As famílias brasileiras perderam R$ 62,5 bilhões para plataformas de apostas esportivas, conhecidas como bets, em 2025. No mesmo período, essas empresas movimentaram R$ 350,97 bilhões em transferências via Pix.
Os dados são da 3ª edição do Boletim Fiscal dos Estados Brasileiros, elaborado pelo Comsefaz (Comitê Nacional de Secretários de Fazenda) em parceria com o Cicef (Centro Internacional Celso Furtado de Políticas para o Desenvolvimento). O levantamento usou informações do Banco Central, das Estatísticas de Pagamentos por Atividade Econômica (Epae) e de elaboração própria.
O valor de R$ 62,5 bilhões representa o montante líquido das transações, ou seja, a diferença entre o dinheiro apostado pelos usuários e o total devolvido pelas empresas em prêmios.

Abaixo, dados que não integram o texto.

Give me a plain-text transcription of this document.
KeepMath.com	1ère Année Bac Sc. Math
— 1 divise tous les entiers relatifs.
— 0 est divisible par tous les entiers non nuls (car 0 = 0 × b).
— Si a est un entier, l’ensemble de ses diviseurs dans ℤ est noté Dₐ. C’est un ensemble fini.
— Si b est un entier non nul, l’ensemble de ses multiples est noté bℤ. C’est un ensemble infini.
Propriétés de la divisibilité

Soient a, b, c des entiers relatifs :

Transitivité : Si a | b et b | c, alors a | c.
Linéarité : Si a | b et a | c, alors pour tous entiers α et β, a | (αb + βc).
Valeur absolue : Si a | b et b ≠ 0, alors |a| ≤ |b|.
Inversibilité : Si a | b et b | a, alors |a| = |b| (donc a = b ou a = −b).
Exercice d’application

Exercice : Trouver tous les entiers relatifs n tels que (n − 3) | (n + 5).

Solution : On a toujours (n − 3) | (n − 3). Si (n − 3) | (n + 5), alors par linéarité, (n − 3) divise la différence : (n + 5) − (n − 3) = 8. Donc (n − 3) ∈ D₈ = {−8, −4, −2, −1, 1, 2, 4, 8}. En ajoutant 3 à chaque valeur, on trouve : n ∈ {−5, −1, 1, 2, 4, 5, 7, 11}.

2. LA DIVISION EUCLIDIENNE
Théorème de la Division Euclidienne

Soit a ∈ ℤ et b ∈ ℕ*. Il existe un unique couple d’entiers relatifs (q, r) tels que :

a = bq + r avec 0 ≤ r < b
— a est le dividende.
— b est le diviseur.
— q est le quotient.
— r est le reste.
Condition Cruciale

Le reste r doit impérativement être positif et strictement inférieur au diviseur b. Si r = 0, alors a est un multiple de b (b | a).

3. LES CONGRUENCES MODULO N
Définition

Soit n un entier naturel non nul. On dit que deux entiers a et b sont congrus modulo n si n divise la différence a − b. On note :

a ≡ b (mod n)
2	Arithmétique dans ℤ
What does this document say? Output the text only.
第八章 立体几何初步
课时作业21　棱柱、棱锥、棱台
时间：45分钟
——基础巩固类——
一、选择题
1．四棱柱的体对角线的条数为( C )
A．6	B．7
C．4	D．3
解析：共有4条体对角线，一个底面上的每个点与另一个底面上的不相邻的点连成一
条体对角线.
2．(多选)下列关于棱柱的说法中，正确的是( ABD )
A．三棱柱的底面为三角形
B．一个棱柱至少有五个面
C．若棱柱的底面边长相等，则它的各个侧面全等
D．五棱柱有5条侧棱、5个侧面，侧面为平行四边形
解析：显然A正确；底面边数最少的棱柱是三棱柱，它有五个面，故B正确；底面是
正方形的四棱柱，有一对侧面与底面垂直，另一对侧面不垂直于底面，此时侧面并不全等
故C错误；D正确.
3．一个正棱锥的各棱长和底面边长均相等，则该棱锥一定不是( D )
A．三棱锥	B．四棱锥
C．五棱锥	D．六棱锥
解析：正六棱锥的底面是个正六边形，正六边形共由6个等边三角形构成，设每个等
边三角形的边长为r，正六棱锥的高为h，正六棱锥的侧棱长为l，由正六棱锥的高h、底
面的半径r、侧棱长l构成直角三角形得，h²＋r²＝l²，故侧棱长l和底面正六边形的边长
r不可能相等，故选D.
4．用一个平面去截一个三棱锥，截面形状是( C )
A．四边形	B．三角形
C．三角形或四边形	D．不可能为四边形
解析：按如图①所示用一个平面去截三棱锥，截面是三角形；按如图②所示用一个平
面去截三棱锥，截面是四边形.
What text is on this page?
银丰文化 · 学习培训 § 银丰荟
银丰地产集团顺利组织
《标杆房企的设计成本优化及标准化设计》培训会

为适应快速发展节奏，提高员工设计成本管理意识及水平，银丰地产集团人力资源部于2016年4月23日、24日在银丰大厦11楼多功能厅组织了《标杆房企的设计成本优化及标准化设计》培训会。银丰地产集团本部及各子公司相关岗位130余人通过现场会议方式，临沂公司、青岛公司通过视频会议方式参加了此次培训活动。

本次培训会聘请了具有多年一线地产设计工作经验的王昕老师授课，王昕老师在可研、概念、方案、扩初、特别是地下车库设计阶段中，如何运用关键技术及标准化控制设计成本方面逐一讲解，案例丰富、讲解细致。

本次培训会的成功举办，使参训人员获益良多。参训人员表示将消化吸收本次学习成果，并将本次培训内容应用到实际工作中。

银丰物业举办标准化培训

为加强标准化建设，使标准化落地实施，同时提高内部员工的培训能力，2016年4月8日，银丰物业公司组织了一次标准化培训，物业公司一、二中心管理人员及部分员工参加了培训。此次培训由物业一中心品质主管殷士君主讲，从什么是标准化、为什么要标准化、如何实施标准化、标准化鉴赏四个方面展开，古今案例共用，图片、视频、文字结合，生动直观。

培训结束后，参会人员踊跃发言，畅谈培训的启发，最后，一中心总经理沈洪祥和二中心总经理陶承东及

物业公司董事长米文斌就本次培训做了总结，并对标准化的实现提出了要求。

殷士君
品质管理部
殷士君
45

Esse número equivale a cerca de 0,68% da Renda Nacional Disponível Bruta das Famílias.
O estudo aponta que, até meados de 2024, os pagamentos de pessoas físicas para empresas do setor de artes, cultura, esporte e recreação e os valores transferidos de volta por essas empresas eram relativamente próximos. A partir de 2025, os pagamentos ao setor cresceram em ritmo forte, enquanto as devoluções aumentaram de forma mais lenta.
Segundo o documento, o setor passou a absorver um volume grande de recursos das famílias sem devolução proporcional, característica típica dos mercados de apostas, nos quais apenas parte do que é apostado volta aos jogadores como premiação.

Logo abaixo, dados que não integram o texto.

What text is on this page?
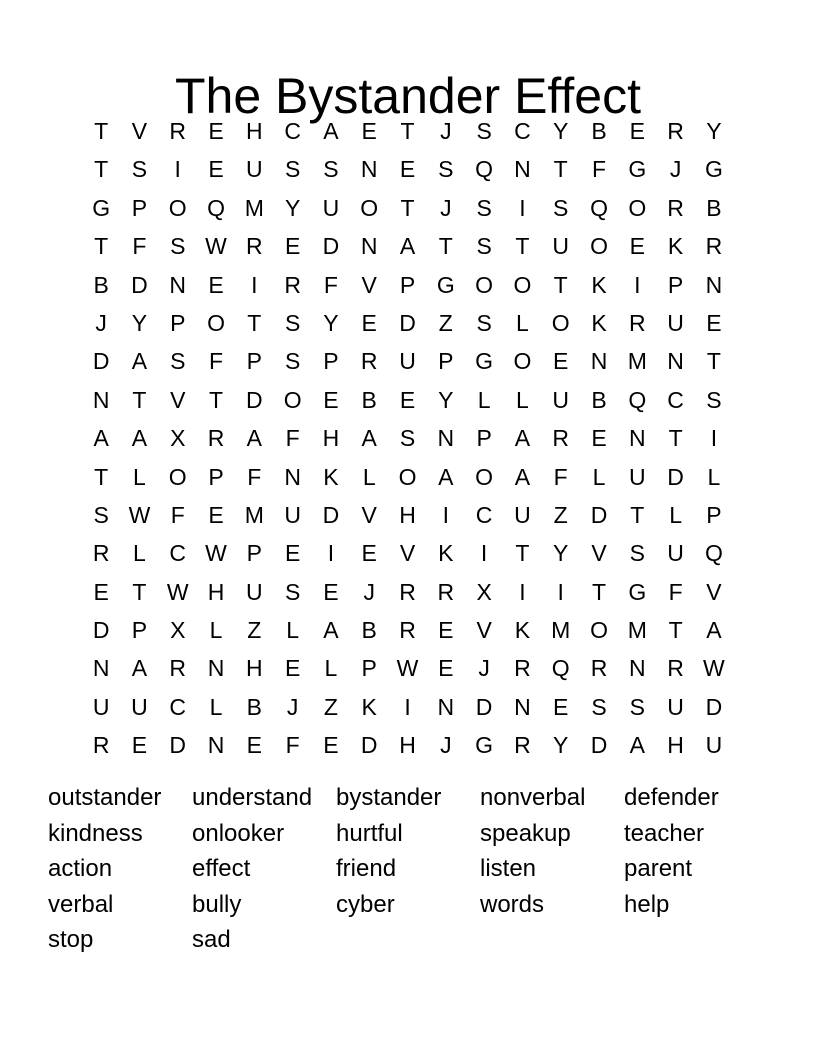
The Bystander Effect
T	V R E H C A E	T	J	S C Y B E R Y
T	S	I	E U S S N E S Q N T	F G	J	G
G P O Q M Y U O T	J	S	I	S Q O R B
T	F	S W R E D N A	T	S	T U O E K R
B D N E	I	R F	V P G O O T	K	I	P N
J	Y P O T	S Y E D Z	S	L O K R U E
D A S	F	P S P R U P G O E N M N T
N T	V	T D O E B E Y	L	L	U B Q C S
A A X R A	F H A S N P A R E N T	I
T	L O P	F N K	L O A O A	F	L	U D	L
S W F	E M U D V H	I	C U Z D T	L	P
R	L	C W P E	I	E V K	I	T	Y V S U Q
E	T W H U S E	J	R R X	I	I	T G F	V
D P X	L	Z	L	A B R E V K M O M T	A
N A R N H E	L	P W E	J	R Q R N R W
U U C	L	B	J	Z	K	I	N D N E S S U D
R E D N E	F	E D H	J	G R Y D A H U
outstander	understand bystander	nonverbal	defender
kindness	onlooker	hurtful	speakup	teacher
action	effect	friend	listen	parent
verbal	bully	cyber	words	help
stop	sad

Os números do boletim são maiores que os registrados pelo Ministério da Fazenda para as casas de apostas autorizadas no país. A pasta informou que a receita das bets legais somou R$ 36,9 bilhões em 2025. Já um estudo da consultoria LCA, encomendado pelo IBJR (Instituto Brasileiro de Jogo Responsável), estima que as bets clandestinas representaram de 41% a 51% do mercado total.
A diferença entre a estimativa do Comsefaz e o dado da Fazenda é de R$ 25,6 bilhões, cerca de 41% do total calculado pelo boletim. O percentual coincide com o piso da faixa projetada pela LCA, embora os levantamentos não sejam diretamente comparáveis.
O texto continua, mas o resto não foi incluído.